Marano’s sunny but curt courtesy and get-the-job-done approach shortchanges political niceties he knows little about. But he’s a quick study. Whether he’ll grow to understand or care about the local political landscape won’t be known for some time. How he will fare over the long haul is anybody’s guess.
Giomi knew the lay of the local land and it’s ego-infested signals or land mines; Marano will learn them, but undoubtedly handle them from a more global perspective.
‘Nuff said on the local landscape; now on to national matters.
Debt is a four-letter word. In last week’s New Yorker magazine, James Surowieki wrote an article citing an estimate upward of 50 percent more mortgages default from loans with down payments under 10 percent than those more than that figure. Once, 20 percent down payments were standard. But times change, not always for the better.
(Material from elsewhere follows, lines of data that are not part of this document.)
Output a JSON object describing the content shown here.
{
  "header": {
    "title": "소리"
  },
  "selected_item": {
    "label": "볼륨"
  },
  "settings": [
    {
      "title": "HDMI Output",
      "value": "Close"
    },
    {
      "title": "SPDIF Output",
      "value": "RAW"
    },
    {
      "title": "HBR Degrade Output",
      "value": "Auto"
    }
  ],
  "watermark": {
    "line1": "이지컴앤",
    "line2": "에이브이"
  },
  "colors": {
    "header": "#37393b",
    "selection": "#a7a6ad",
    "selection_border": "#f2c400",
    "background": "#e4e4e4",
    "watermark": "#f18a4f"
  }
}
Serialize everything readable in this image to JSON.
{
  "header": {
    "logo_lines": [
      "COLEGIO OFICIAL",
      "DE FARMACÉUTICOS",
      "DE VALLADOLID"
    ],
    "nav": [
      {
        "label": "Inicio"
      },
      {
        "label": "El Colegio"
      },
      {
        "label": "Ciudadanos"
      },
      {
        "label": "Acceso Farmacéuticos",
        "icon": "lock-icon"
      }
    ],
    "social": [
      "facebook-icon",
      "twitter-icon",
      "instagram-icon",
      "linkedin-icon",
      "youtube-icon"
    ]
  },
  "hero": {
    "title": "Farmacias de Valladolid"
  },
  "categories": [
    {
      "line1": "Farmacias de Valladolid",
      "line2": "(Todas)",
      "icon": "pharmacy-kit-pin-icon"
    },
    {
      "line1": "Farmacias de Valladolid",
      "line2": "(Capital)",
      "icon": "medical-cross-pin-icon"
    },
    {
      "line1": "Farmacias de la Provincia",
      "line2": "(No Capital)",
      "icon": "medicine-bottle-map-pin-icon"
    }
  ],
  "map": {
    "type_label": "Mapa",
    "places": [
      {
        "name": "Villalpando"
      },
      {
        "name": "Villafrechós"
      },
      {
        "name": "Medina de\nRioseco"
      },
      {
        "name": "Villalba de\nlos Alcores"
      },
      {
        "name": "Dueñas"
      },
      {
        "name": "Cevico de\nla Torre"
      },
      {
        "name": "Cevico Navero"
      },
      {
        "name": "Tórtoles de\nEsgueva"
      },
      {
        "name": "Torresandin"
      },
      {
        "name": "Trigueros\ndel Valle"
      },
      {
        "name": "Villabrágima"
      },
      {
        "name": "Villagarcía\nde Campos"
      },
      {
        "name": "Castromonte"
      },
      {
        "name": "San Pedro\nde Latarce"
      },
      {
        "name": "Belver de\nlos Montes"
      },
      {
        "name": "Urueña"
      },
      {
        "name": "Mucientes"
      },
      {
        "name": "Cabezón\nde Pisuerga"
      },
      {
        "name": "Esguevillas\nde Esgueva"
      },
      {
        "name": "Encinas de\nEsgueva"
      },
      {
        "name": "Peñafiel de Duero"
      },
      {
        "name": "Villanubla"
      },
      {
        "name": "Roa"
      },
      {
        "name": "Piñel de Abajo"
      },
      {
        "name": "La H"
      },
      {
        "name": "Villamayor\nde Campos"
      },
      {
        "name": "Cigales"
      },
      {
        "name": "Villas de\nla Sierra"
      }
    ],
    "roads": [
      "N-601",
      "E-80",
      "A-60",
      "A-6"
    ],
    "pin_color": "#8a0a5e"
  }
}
Surowieki decried loose lending standards and other government underpinnings to prop up housing.
“The real winners are the banks,” he wrote on the New Yorker’s financial page, “which can make these loans without worrying about risk; the government — the taxpayer — has them covered.”
After the economic decade from hell — replete with no doc loans, Bush’s ownership society, Fannie Mae, Freddie Mac, etc. — note this: Fannie and Freddie, which guarantee most home loans, have announced they will guarantee first-time home buyer mortgages with 3 percent down payments. The more things change the more they stay the same.